1965 brought more criticism for Bruhn as the squad fell to 2-7-1 behind quarterback Chuck Burt. Some of those losses were very one-sided and the tie against Colorado was a miserable 0-0 affair. Burt threw for 1143 yards but had twenty-two interceptions. Fullback Tom Jankowski was the leading rusher with a weak 271 yards. The defense, despite good play from linebacker Bob Richter, gave up 3317 yards and 291 points. There was discord among players that heightened the program’s tension. The bright spots in the 3-6-1 1966 season were the receiving of end Tom McCauley and tight end Bill Fritz, and rushing of fullbacks Wayne Todd and former Illinois All Stater Kim Wood. Active defensive tackle Tom Domres and linebackers Ken Criter and All Big Ten Bob Richter were the best of a mediocre defensive unit.
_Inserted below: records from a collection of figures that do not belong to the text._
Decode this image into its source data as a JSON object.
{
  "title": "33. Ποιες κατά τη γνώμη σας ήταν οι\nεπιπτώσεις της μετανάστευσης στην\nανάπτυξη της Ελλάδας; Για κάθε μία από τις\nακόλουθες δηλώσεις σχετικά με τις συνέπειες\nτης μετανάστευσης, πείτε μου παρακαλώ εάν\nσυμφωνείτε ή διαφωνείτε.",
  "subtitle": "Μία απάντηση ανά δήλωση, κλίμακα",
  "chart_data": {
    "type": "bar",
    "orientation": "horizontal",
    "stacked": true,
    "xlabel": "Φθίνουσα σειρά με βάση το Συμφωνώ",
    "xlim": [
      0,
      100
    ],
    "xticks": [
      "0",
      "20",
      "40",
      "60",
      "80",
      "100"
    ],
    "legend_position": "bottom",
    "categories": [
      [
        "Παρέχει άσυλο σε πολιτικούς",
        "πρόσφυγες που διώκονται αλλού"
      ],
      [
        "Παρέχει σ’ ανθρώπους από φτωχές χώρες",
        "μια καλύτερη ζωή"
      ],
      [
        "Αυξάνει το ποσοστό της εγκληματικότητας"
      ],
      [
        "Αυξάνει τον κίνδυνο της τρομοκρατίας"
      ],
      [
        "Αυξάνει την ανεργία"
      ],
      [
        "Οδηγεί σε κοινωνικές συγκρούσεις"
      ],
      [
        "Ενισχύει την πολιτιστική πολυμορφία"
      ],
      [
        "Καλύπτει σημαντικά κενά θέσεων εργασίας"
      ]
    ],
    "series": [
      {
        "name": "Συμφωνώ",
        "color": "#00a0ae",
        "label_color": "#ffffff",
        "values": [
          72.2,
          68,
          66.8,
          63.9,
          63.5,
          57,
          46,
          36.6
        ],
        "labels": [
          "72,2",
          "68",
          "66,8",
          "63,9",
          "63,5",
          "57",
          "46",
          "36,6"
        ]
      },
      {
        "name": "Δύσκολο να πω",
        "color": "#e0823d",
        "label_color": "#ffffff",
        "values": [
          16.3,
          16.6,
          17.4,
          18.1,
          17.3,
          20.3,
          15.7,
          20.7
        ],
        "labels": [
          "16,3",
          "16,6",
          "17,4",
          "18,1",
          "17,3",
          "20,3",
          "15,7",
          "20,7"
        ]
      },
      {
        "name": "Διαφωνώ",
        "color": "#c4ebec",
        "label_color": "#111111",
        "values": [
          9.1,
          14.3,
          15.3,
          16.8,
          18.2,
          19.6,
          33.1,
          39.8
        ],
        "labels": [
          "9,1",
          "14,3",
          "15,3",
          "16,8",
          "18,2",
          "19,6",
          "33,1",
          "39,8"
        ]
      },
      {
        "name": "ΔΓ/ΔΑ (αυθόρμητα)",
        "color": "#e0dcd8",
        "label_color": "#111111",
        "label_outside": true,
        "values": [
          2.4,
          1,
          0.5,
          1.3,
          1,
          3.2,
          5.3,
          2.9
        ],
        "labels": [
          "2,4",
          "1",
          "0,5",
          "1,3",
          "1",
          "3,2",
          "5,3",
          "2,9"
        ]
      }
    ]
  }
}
The heat had been building on Bruhn since some had never forgotten the stoning by Washington in the Rose Bowl that followed the ’59 season, and there was ongoing criticism for poor recruiting and unimaginative game management. By ’65 the negative noise was loud and clear, continued through the 1966 season, and Milt resigned prior to the final game against Minnesota. Unfortunately his 8-19-2 record of his final three seasons was foremost in the minds of Badger boosters and fans but the struggles that Wisconsin went through for the thirty years or so that followed his reassignment to the Assistant AD post, made it “clear that the first half of Bruhn’s tenure was a special time indeed.” As Pat Richter stated, “I think his stature has grown the longer he’s been gone. I think his players appreciated him as a man and as a coach, but I’m not sure if the public fully appreciated his coaching.” In eleven years, he had gone 52-45-5 with two Rose Bowl losses.